Baseball's great oobleckoning reached an important milestone Sunday evening: Reliever Hector Santiago of the Seattle Mariners became the first player disciplined under the league's new ball-doctoring enforcement protocols when he was ejected from an eventual win over the White Sox after umpires conducting a fifth-inning inspection discovered a blob of performance-enhancing ooze inside his glove. Enforcement of the new rules kicked in on Monday, June 21; in the days since some 92 games have been played. Figure at least three pitchers per team per game, two checks per starter and at least one per reliever, plus an extra one for Joe Girardi to troll Max Scherzer, and you've got somewhere in the neighborhood of 650 total ooze checks. Santiago isn't the first pitcher in all that to have a suspect piece of equipment—Diego Castillo of the Rays had his hat confiscated earlier in the week for a suspicious greasy spot—but he's the first to have been found with sticky stuff after pitching, and therefore is the first to earn the boot.
The explanation offered after the game by Santiago and manager Scott Servais makes a kind of crooked sense, once you factor in the very special way the brains of professional baseball players work: Basically, because it was unseasonably hot and humid in Chicago Sunday, Santiago all but rolled around in a big pile of rosin between innings, and a good deal of it accumulated in the sweaty interior wrist area of his glove. Servais said because there was "85 to 90 percent humidity" at game-time, Santiago "had rosin all over himself," something Servais saw fit to categorize under "doing the right thing." Maybe a normal person wouldn't think to coat their body in powdered evaporated pine milk as a heat-management strategy, but then again no one in history has ever for even one second confused a professional baseball player with a normal person. These guys are fuckin' weird.
Rosin is allowed by baseball's new rules, as is any mixture of rosin and sweat or spit. But rosin and sunscreen is a no-no, and of course the more advanced lab-concocted goos are out of the question. Santiago says umpire Phil Cuzzi, who issued the ejection, told him you can't use rosin on your glove hand. Crew chief Tom Hallion, speaking after the game, sounds an awful lot like he's saying the issue was with the nature of the slime, and not where on Santiago's person the slime was discovered: "What we do is we go around the whole glove, feeling for anything that would be sticky or something. It was very noticeable, and then the rest of the crew inspected to make sure we were all in agreement. All four agreed that it was a sticky substance and that's why he was ejected ... You just use your judgment on what you would consider is sticky, and not a norm for what we have seen over all our careers in baseball."
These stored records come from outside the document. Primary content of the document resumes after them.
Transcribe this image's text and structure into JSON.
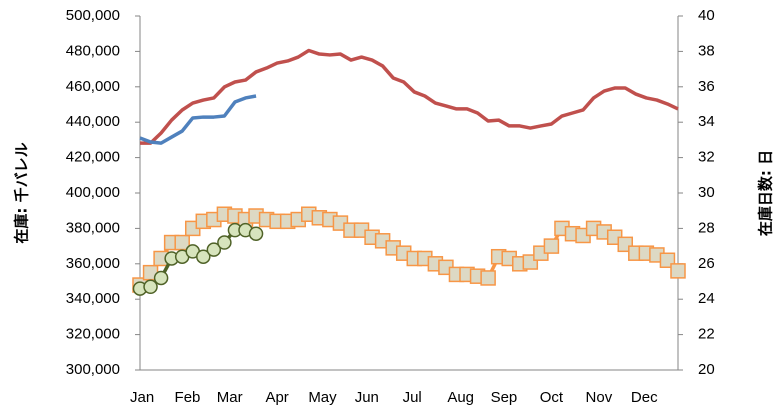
{
  "chart_data": {
    "type": "line",
    "ylabel": "在庫: 千バレル",
    "y2label": "在庫日数: 日",
    "xlim": [
      1,
      52
    ],
    "xticks": [
      {
        "value": 1.2,
        "label": "Jan"
      },
      {
        "value": 5.5,
        "label": "Feb"
      },
      {
        "value": 9.5,
        "label": "Mar"
      },
      {
        "value": 14,
        "label": "Apr"
      },
      {
        "value": 18.3,
        "label": "May"
      },
      {
        "value": 22.5,
        "label": "Jun"
      },
      {
        "value": 26.8,
        "label": "Jul"
      },
      {
        "value": 31.4,
        "label": "Aug"
      },
      {
        "value": 35.5,
        "label": "Sep"
      },
      {
        "value": 40,
        "label": "Oct"
      },
      {
        "value": 44.5,
        "label": "Nov"
      },
      {
        "value": 48.8,
        "label": "Dec"
      }
    ],
    "ylim": [
      300000,
      500000
    ],
    "yticks": [
      {
        "value": 300000,
        "label": "300,000"
      },
      {
        "value": 320000,
        "label": "320,000"
      },
      {
        "value": 340000,
        "label": "340,000"
      },
      {
        "value": 360000,
        "label": "360,000"
      },
      {
        "value": 380000,
        "label": "380,000"
      },
      {
        "value": 400000,
        "label": "400,000"
      },
      {
        "value": 420000,
        "label": "420,000"
      },
      {
        "value": 440000,
        "label": "440,000"
      },
      {
        "value": 460000,
        "label": "460,000"
      },
      {
        "value": 480000,
        "label": "480,000"
      },
      {
        "value": 500000,
        "label": "500,000"
      }
    ],
    "y2lim": [
      20,
      40
    ],
    "y2ticks": [
      20,
      22,
      24,
      26,
      28,
      30,
      32,
      34,
      36,
      38,
      40
    ],
    "grid": false,
    "series": [
      {
        "color": "#c0504d",
        "marker": "none",
        "x": [
          1,
          2,
          3,
          4,
          5,
          6,
          7,
          8,
          9,
          10,
          11,
          12,
          13,
          14,
          15,
          16,
          17,
          18,
          19,
          20,
          21,
          22,
          23,
          24,
          25,
          26,
          27,
          28,
          29,
          30,
          31,
          32,
          33,
          34,
          35,
          36,
          37,
          38,
          39,
          40,
          41,
          42,
          43,
          44,
          45,
          46,
          47,
          48,
          49,
          50,
          51,
          52
        ],
        "values": [
          428200,
          428200,
          433900,
          441200,
          446900,
          450800,
          452500,
          453700,
          459900,
          462700,
          463800,
          468400,
          470600,
          473400,
          474600,
          476800,
          480500,
          478500,
          478000,
          478500,
          475100,
          476800,
          475100,
          471800,
          465000,
          462700,
          457100,
          454800,
          450800,
          449200,
          447500,
          447500,
          445200,
          440700,
          441200,
          437900,
          437900,
          436700,
          437900,
          439000,
          443500,
          445200,
          446900,
          453700,
          457600,
          459300,
          459300,
          455900,
          453700,
          452500,
          450300,
          447500
        ]
      },
      {
        "color": "#4f81bd",
        "marker": "none",
        "x": [
          1,
          2,
          3,
          4,
          5,
          6,
          7,
          8,
          9,
          10,
          11,
          12
        ],
        "values": [
          431100,
          428800,
          428200,
          431600,
          435000,
          442400,
          442900,
          442900,
          443500,
          451400,
          453700,
          454800
        ]
      },
      {
        "color": "#f79646",
        "marker": "square",
        "marker_fill": "#ddd9c4",
        "axis": "y2",
        "x": [
          1,
          2,
          3,
          4,
          5,
          6,
          7,
          8,
          9,
          10,
          11,
          12,
          13,
          14,
          15,
          16,
          17,
          18,
          19,
          20,
          21,
          22,
          23,
          24,
          25,
          26,
          27,
          28,
          29,
          30,
          31,
          32,
          33,
          34,
          35,
          36,
          37,
          38,
          39,
          40,
          41,
          42,
          43,
          44,
          45,
          46,
          47,
          48,
          49,
          50,
          51,
          52
        ],
        "values": [
          24.8,
          25.5,
          26.3,
          27.2,
          27.2,
          28.0,
          28.4,
          28.5,
          28.8,
          28.7,
          28.5,
          28.7,
          28.5,
          28.4,
          28.4,
          28.5,
          28.8,
          28.6,
          28.5,
          28.3,
          27.9,
          27.9,
          27.5,
          27.3,
          26.9,
          26.6,
          26.3,
          26.3,
          26.0,
          25.8,
          25.4,
          25.4,
          25.3,
          25.2,
          26.4,
          26.3,
          26.0,
          26.1,
          26.6,
          27.0,
          28.0,
          27.7,
          27.6,
          28.0,
          27.8,
          27.5,
          27.1,
          26.6,
          26.6,
          26.5,
          26.2,
          25.6
        ]
      },
      {
        "color": "#4f6228",
        "marker": "circle",
        "marker_fill": "#d7e4bd",
        "axis": "y2",
        "x": [
          1,
          2,
          3,
          4,
          5,
          6,
          7,
          8,
          9,
          10,
          11,
          12
        ],
        "values": [
          24.6,
          24.7,
          25.2,
          26.3,
          26.4,
          26.7,
          26.4,
          26.8,
          27.2,
          27.9,
          27.9,
          27.7
        ]
      }
    ]
  }
}
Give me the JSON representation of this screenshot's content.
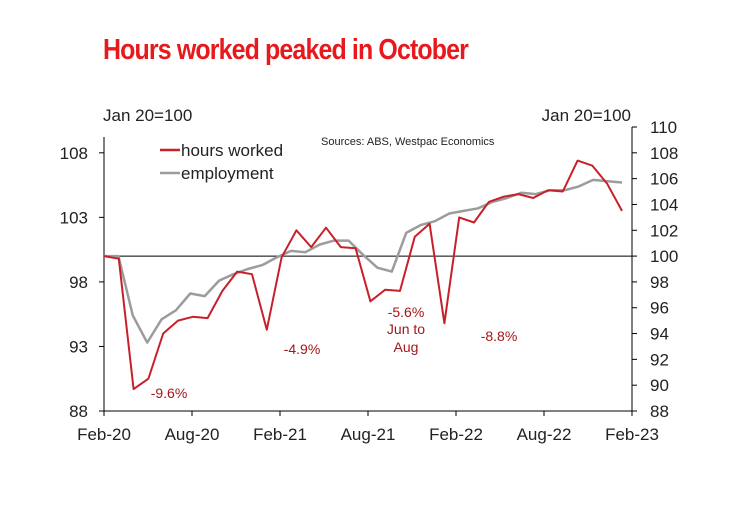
{
  "chart_data": {
    "type": "line",
    "title": "Hours worked peaked in October",
    "source": "Sources: ABS, Westpac Economics",
    "left_axis_label": "Jan 20=100",
    "right_axis_label": "Jan 20=100",
    "ylim_left": [
      88,
      110
    ],
    "left_ticks": [
      88,
      93,
      98,
      103,
      108
    ],
    "ylim_right": [
      88,
      110
    ],
    "right_ticks": [
      88,
      90,
      92,
      94,
      96,
      98,
      100,
      102,
      104,
      106,
      108,
      110
    ],
    "reference_line": 100,
    "x_tick_labels": [
      "Feb-20",
      "Aug-20",
      "Feb-21",
      "Aug-21",
      "Feb-22",
      "Aug-22",
      "Feb-23"
    ],
    "x_start": "Jan-20",
    "legend_position": "top-left",
    "grid": false,
    "series": [
      {
        "name": "hours worked",
        "color": "#c8202a",
        "values": [
          100.0,
          99.8,
          89.7,
          90.5,
          94.0,
          95.0,
          95.3,
          95.2,
          97.3,
          98.8,
          98.6,
          94.3,
          99.9,
          102.0,
          100.7,
          102.2,
          100.7,
          100.6,
          96.5,
          97.4,
          97.3,
          101.5,
          102.5,
          94.8,
          103.0,
          102.6,
          104.2,
          104.6,
          104.8,
          104.5,
          105.1,
          105.0,
          107.4,
          107.0,
          105.6,
          103.5
        ]
      },
      {
        "name": "employment",
        "color": "#9c9c9c",
        "values": [
          100.0,
          100.0,
          95.4,
          93.3,
          95.1,
          95.8,
          97.1,
          96.9,
          98.1,
          98.6,
          99.0,
          99.3,
          99.9,
          100.4,
          100.3,
          100.9,
          101.2,
          101.2,
          100.1,
          99.1,
          98.8,
          101.8,
          102.4,
          102.7,
          103.3,
          103.5,
          103.7,
          104.2,
          104.5,
          104.9,
          104.8,
          105.1,
          105.1,
          105.4,
          105.9,
          105.8,
          105.7
        ]
      }
    ],
    "annotations": [
      "-9.6%",
      "-4.9%",
      "-5.6%",
      "Jun to",
      "Aug",
      "-8.8%"
    ]
  }
}
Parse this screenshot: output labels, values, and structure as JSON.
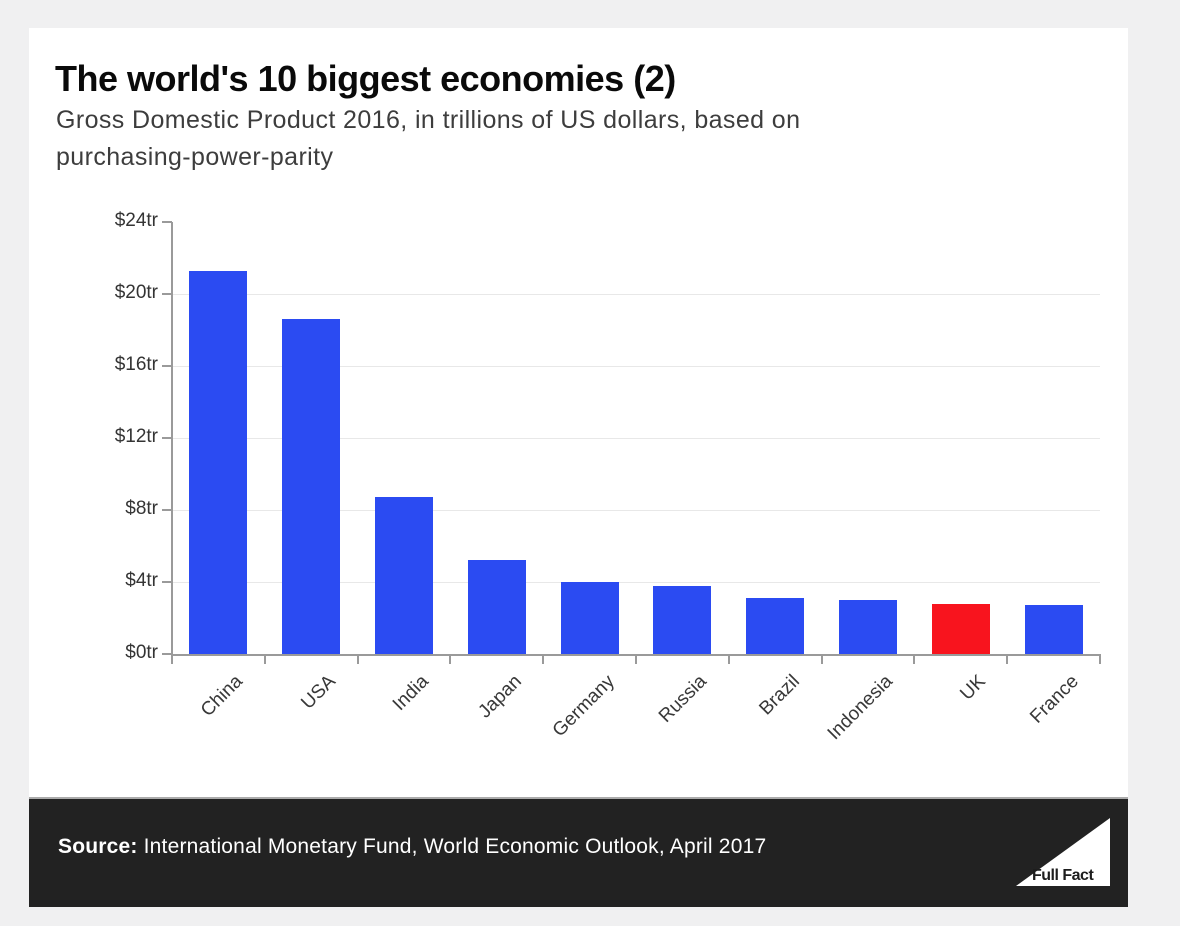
{
  "chart_data": {
    "type": "bar",
    "title": "The world's 10 biggest economies (2)",
    "subtitle": "Gross Domestic Product 2016, in trillions of US dollars, based on purchasing-power-parity",
    "subtitle_lines": [
      "Gross Domestic Product 2016, in trillions of US dollars, based on",
      "purchasing-power-parity"
    ],
    "categories": [
      "China",
      "USA",
      "India",
      "Japan",
      "Germany",
      "Russia",
      "Brazil",
      "Indonesia",
      "UK",
      "France"
    ],
    "values": [
      21.3,
      18.6,
      8.7,
      5.2,
      4.0,
      3.8,
      3.1,
      3.0,
      2.8,
      2.7
    ],
    "ylabel": "",
    "xlabel": "",
    "ylim": [
      0,
      24
    ],
    "ytick_step": 4,
    "ytick_labels": [
      "$0tr",
      "$4tr",
      "$8tr",
      "$12tr",
      "$16tr",
      "$20tr",
      "$24tr"
    ],
    "gridline_values": [
      4,
      8,
      12,
      16,
      20
    ],
    "grid": true,
    "legend": false,
    "bar_color": "#2b4bf2",
    "highlight_color": "#f8141e",
    "highlight_index": 8
  },
  "footer": {
    "source_label": "Source:",
    "source_text": " International Monetary Fund, World Economic Outlook, April 2017",
    "logo_text": "Full Fact"
  }
}
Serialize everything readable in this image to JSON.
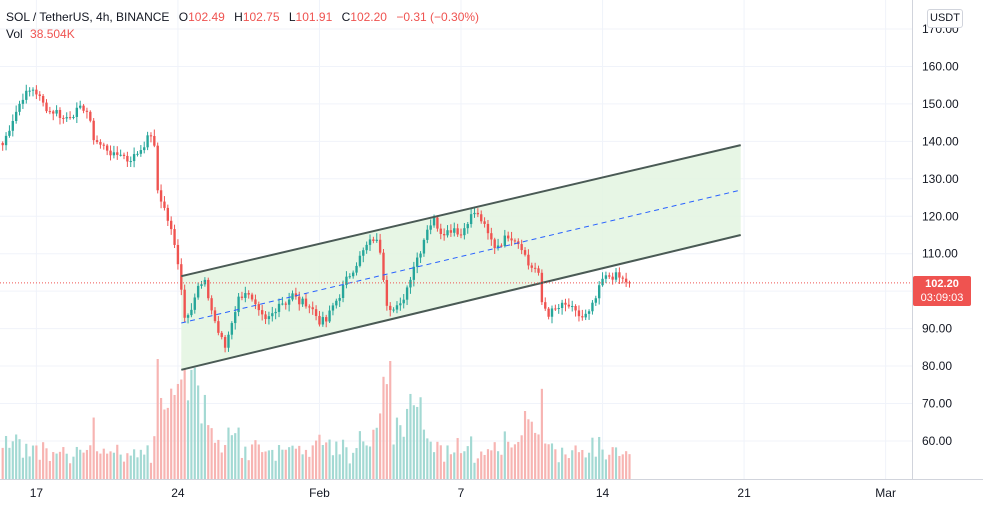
{
  "header": {
    "symbol": "SOL / TetherUS, 4h, BINANCE",
    "o_label": "O",
    "o_value": "102.49",
    "h_label": "H",
    "h_value": "102.75",
    "l_label": "L",
    "l_value": "101.91",
    "c_label": "C",
    "c_value": "102.20",
    "change": "−0.31 (−0.30%)",
    "vol_label": "Vol",
    "vol_value": "38.504K"
  },
  "currency": "USDT",
  "last_price": {
    "price": "102.20",
    "countdown": "03:09:03"
  },
  "colors": {
    "up": "#26a69a",
    "down": "#ef5350",
    "volume_up": "#a3d9d3",
    "volume_down": "#f7b4b2",
    "channel_fill": "#e3f4e0",
    "channel_line": "#4a5a55",
    "midline": "#2962ff"
  },
  "chart_data": {
    "type": "candlestick",
    "title": "SOL / TetherUS, 4h, BINANCE",
    "y_ticks": [
      "170.00",
      "160.00",
      "150.00",
      "140.00",
      "130.00",
      "120.00",
      "110.00",
      "100.00",
      "90.00",
      "80.00",
      "70.00",
      "60.00"
    ],
    "ylim": [
      50,
      173
    ],
    "x_ticks": [
      "17",
      "24",
      "Feb",
      "7",
      "14",
      "21",
      "Mar"
    ],
    "x_tick_bars": [
      10,
      52,
      94,
      136,
      178,
      220,
      262
    ],
    "bar_count": 187,
    "close_anchors": [
      [
        0,
        139
      ],
      [
        3,
        146
      ],
      [
        6,
        152
      ],
      [
        9,
        154
      ],
      [
        10,
        153
      ],
      [
        12,
        150
      ],
      [
        14,
        148
      ],
      [
        16,
        148
      ],
      [
        18,
        146
      ],
      [
        20,
        147
      ],
      [
        22,
        148
      ],
      [
        24,
        149
      ],
      [
        25,
        148
      ],
      [
        27,
        141
      ],
      [
        29,
        139
      ],
      [
        31,
        138
      ],
      [
        33,
        136
      ],
      [
        35,
        137
      ],
      [
        37,
        135
      ],
      [
        39,
        136
      ],
      [
        41,
        138
      ],
      [
        44,
        142
      ],
      [
        45,
        138
      ],
      [
        46,
        127
      ],
      [
        48,
        122
      ],
      [
        50,
        116
      ],
      [
        52,
        108
      ],
      [
        53,
        101
      ],
      [
        54,
        93
      ],
      [
        56,
        96
      ],
      [
        58,
        101
      ],
      [
        60,
        102
      ],
      [
        62,
        95
      ],
      [
        64,
        89
      ],
      [
        66,
        85
      ],
      [
        68,
        92
      ],
      [
        70,
        98
      ],
      [
        72,
        100
      ],
      [
        74,
        97
      ],
      [
        76,
        94
      ],
      [
        78,
        92
      ],
      [
        80,
        94
      ],
      [
        82,
        97
      ],
      [
        84,
        97
      ],
      [
        86,
        99
      ],
      [
        88,
        97
      ],
      [
        90,
        97
      ],
      [
        92,
        95
      ],
      [
        94,
        92
      ],
      [
        96,
        92
      ],
      [
        98,
        96
      ],
      [
        100,
        99
      ],
      [
        102,
        103
      ],
      [
        104,
        106
      ],
      [
        106,
        109
      ],
      [
        108,
        112
      ],
      [
        110,
        114
      ],
      [
        111,
        113
      ],
      [
        112,
        111
      ],
      [
        114,
        97
      ],
      [
        116,
        95
      ],
      [
        118,
        96
      ],
      [
        120,
        101
      ],
      [
        122,
        107
      ],
      [
        124,
        111
      ],
      [
        126,
        117
      ],
      [
        128,
        119
      ],
      [
        130,
        116
      ],
      [
        132,
        116
      ],
      [
        134,
        117
      ],
      [
        136,
        115
      ],
      [
        138,
        119
      ],
      [
        140,
        121
      ],
      [
        142,
        119
      ],
      [
        144,
        115
      ],
      [
        146,
        112
      ],
      [
        148,
        113
      ],
      [
        150,
        115
      ],
      [
        152,
        114
      ],
      [
        154,
        112
      ],
      [
        156,
        107
      ],
      [
        158,
        106
      ],
      [
        159,
        104
      ],
      [
        160,
        97
      ],
      [
        162,
        94
      ],
      [
        164,
        95
      ],
      [
        166,
        96
      ],
      [
        168,
        96
      ],
      [
        170,
        94
      ],
      [
        172,
        93
      ],
      [
        174,
        94
      ],
      [
        176,
        98
      ],
      [
        178,
        103
      ],
      [
        180,
        104
      ],
      [
        182,
        104
      ],
      [
        184,
        103
      ],
      [
        186,
        102.2
      ]
    ],
    "channel": {
      "upper": [
        [
          53,
          104
        ],
        [
          219,
          139
        ]
      ],
      "lower": [
        [
          53,
          79
        ],
        [
          219,
          115
        ]
      ],
      "mid": [
        [
          53,
          91.5
        ],
        [
          219,
          127
        ]
      ]
    },
    "last_close": 102.2
  }
}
It's useful to note that the new protocols, the umpires charged with game-day enforcement, and the players themselves all agree that there's a difference between the rosin-and-sweat mixture, which ostensibly is used for grip, and "sticky stuff," which is used to impart spin on a baseball in excess of what is generally considered possible with a normal human hand. Santiago was adamant after the game that once baseball does "all this science stuff" on his glove—it was wrapped and preserved and will be tested by the league office to determine the nature of the offending muck—they will find "sweat and rosin" and nothing more. That the entire umpiring crew agreed on the foreign substances determination gives this a veneer of credibility, but it is nevertheless sort of hilarious that baseball's system for identifying cheaters relies on a group of umpires muttering together under the hot sun and then making a forensic determination that might later be overturned by an actual laboratory. If the half-assed scratch-and-sniff test turns out to have been wrong, Santiago will have been kicked out of a baseball game because a group of guys who despite years of training can't manage a strike zone misidentified a mystery slick of tacky junk from the extremely-unpleasant-to-think-about moist interior of his rosin-caked glove.
Even if the lab confirms Cuzzi's impression of the goop, this is a system with some fairly significant vulnerabilities. And if it doesn't, all umpires will have done is labeled a guy a cheater, hit his team with a competitive disadvantage, and damaged the credibility of baseball's anti-muck enforcement strategy. A lot's on the line! If Santiago's slime is in fact rosin and sweat, he will be cleared and will face no further punishment. If it's something else, Santiago may find himself occupying another ignominious spot in history, as the first player suspended under the league's new protocols. Gaylord Perry would be proud.